Avital’s 2005 Asking No Permission was recorded at Smalls in New York City in 1996 and featured four saxophonists blowing against Avital’s bass and Ali Jackson’s drums. Jackson and tenor saxist Mark Turner are the only holdovers the The Ancient Art Of Giving, recorded at New York’s Fat Cat in January 2005. Israeli trumpeter Avishai Cohen completes this quintet’s front line, and pianist Aaron Goldberg (Avital’s collaborator in the OAM Trio with drummer/percussionist Marc Miralta_ enriches the rhythm section. Avital’s originals are informed by American blues as well as Middle Eastern, North African, and Spanish motifs, bringing a contemporary, globally conscious sensibility to a classic form that others wear like straightjackets.

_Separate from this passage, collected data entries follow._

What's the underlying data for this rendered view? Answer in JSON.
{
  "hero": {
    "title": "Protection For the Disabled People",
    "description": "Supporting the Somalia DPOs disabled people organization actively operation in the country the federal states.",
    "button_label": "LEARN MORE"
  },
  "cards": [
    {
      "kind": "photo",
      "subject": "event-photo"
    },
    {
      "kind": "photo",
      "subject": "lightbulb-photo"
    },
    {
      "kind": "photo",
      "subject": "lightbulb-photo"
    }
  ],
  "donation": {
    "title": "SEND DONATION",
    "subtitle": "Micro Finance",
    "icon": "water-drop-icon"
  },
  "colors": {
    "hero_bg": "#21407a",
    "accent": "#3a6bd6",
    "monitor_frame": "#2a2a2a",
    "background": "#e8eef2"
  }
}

The bassist’s solo chops stand out on the absorbing 15-minute centerpiece “Ras Abu-Galum” (for Elvin Jones)” and the two-minute “Bass Introduction” to the closer, “Yes!” Avital’s playing is riveting throughout, and so is that of every member of this exciting ensemble. As strong as the individual personalities may be, what impresses most are the written and spontaneously generated harmonies reminiscent of mid-1950s Mingus and early 60’s Oliver Nelson.

Luke Kaven is a wizard at location recording. The music has a warm, intimate live ambience (you can hear the audience at a respectable distance), the instruments have clearly defined physical presences in realistic relationship to one another, and the lows, mids, and highs are democratically and robustly represented, without an artificial exaggeration.

Although Avital’s itinerary has been mostly confined to his native Israel, New York City, and European festivals, if he keeps putting out recordings like this, he will soon be a household name.